As it looks more and more likely that the courts will try to make an example of Securities America, many of the firm's 1,800 advisors remain confident that their corporate parent will come in with a save.
Retention consultants are reportedly in close touch with Securities America's management as the once-thriving broker-dealer reels from what could become $400 million in client claims from private placements gone sour.
At least on that side of the company, the tone still seems hopeful. Ameriprise will probably negotiate a deal somewhere between the maybe $9 million that Securities America has on hand and the $400 million its clients lost and make up the difference from its own accounts.

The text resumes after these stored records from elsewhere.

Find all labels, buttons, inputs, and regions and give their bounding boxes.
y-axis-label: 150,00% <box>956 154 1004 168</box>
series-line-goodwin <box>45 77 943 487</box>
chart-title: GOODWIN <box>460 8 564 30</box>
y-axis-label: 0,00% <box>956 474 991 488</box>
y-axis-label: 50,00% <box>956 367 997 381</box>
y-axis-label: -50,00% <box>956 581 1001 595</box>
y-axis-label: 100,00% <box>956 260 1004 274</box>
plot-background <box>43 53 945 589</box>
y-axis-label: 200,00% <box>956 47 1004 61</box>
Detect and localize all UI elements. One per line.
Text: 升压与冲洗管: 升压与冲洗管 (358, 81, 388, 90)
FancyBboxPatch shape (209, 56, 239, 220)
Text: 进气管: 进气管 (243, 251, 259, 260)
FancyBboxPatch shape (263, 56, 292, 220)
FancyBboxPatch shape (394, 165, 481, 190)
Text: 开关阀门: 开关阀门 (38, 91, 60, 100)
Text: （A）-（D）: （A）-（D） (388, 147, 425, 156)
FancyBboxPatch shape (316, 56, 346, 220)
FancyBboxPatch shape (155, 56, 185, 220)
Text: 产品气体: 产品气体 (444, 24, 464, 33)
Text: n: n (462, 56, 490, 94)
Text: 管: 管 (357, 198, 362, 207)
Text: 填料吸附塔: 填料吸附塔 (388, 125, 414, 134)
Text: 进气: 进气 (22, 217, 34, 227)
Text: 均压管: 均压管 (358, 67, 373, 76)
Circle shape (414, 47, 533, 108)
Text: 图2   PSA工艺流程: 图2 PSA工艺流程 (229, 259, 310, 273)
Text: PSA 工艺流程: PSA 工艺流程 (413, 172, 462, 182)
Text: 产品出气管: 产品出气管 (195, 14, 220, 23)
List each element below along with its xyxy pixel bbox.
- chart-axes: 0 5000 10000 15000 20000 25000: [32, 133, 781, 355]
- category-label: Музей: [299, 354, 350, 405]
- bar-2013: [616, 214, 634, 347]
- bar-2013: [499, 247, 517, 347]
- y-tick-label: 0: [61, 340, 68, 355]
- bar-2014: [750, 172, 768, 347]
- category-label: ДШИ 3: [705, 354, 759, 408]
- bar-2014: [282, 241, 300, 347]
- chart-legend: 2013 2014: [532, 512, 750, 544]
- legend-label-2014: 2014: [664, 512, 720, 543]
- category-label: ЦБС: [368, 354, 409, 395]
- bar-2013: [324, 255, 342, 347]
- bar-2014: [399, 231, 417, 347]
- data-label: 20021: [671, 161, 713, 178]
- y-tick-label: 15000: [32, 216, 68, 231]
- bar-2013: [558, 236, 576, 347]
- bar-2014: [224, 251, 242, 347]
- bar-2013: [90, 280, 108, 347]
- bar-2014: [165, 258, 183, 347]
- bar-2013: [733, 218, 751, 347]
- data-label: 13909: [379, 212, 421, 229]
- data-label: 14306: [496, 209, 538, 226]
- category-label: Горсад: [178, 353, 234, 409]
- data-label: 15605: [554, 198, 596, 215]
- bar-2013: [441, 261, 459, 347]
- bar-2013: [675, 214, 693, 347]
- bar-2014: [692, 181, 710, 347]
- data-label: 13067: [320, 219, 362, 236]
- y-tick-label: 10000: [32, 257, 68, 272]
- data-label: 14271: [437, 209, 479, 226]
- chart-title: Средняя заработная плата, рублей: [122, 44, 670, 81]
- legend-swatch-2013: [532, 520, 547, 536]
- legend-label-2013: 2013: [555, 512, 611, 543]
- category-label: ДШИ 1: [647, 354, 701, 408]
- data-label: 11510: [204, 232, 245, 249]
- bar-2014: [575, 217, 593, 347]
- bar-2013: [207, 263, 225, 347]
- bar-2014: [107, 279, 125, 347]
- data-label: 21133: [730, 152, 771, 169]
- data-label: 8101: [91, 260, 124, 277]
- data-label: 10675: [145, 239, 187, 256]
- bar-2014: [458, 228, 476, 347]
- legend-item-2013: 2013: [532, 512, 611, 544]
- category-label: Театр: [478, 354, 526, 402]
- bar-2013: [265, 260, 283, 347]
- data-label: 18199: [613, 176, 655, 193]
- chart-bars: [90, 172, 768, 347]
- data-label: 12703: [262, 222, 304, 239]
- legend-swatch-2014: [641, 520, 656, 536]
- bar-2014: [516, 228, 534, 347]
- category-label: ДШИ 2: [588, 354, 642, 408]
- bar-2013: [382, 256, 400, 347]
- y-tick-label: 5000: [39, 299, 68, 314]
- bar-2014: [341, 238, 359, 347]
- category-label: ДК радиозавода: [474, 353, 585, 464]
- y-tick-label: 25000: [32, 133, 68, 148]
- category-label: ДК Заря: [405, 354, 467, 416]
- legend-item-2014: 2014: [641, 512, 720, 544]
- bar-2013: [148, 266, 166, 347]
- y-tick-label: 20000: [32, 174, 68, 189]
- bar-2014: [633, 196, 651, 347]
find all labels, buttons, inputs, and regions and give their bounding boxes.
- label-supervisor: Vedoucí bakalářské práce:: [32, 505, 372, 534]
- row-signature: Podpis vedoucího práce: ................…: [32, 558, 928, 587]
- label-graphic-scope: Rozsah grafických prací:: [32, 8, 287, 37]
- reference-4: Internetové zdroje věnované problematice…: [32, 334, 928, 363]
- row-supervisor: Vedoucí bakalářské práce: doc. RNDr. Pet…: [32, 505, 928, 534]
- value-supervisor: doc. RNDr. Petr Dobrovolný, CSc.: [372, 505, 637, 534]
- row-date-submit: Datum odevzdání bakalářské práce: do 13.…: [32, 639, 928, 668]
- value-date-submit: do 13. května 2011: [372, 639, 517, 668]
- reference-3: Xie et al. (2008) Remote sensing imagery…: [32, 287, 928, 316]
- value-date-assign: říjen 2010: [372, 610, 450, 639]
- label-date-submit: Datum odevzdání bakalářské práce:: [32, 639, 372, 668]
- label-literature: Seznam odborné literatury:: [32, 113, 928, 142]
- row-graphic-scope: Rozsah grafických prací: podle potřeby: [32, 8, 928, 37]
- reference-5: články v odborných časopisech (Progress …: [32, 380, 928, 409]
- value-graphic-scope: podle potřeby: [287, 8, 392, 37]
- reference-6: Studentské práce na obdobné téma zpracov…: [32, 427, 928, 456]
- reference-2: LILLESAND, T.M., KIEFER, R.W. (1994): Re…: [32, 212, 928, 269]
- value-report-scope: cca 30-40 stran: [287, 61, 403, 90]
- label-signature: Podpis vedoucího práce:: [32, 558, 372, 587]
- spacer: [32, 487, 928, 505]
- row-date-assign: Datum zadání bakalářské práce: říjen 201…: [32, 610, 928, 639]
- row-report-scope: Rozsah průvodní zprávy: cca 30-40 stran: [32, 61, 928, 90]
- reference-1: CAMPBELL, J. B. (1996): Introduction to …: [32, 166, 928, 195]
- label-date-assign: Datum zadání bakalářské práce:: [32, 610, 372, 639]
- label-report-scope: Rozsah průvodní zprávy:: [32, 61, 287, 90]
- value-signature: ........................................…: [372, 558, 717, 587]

But after that rescue, people familiar with the situation expect Ameriprise to start shopping Securities America around in order to eliminate the risk that something like this will happen again.
"The liability to their brand at this point is just too high for them to want to deal with any more," says one. "By now Ameriprise is considered 'that brokerage that sold the bad investments,' so they will probably make good with clients and then cut the cord."
"The firm will survive, but it might not remain under Ameriprise for long."
Meanwhile, Securities America advisors are reaching out to recruiters just to see what's out there -- and to cover themselves in the now-relatively-unlikely event that the firm's troubles worsen -- but are also staying positive.
"This isn't a tiny firm," one tells me. "There are resources to ensure that even if anyone needs to make a forced transition, it will be orderly."
And before that point, while some might be jumping ship, for the rest it seems to be business as usual.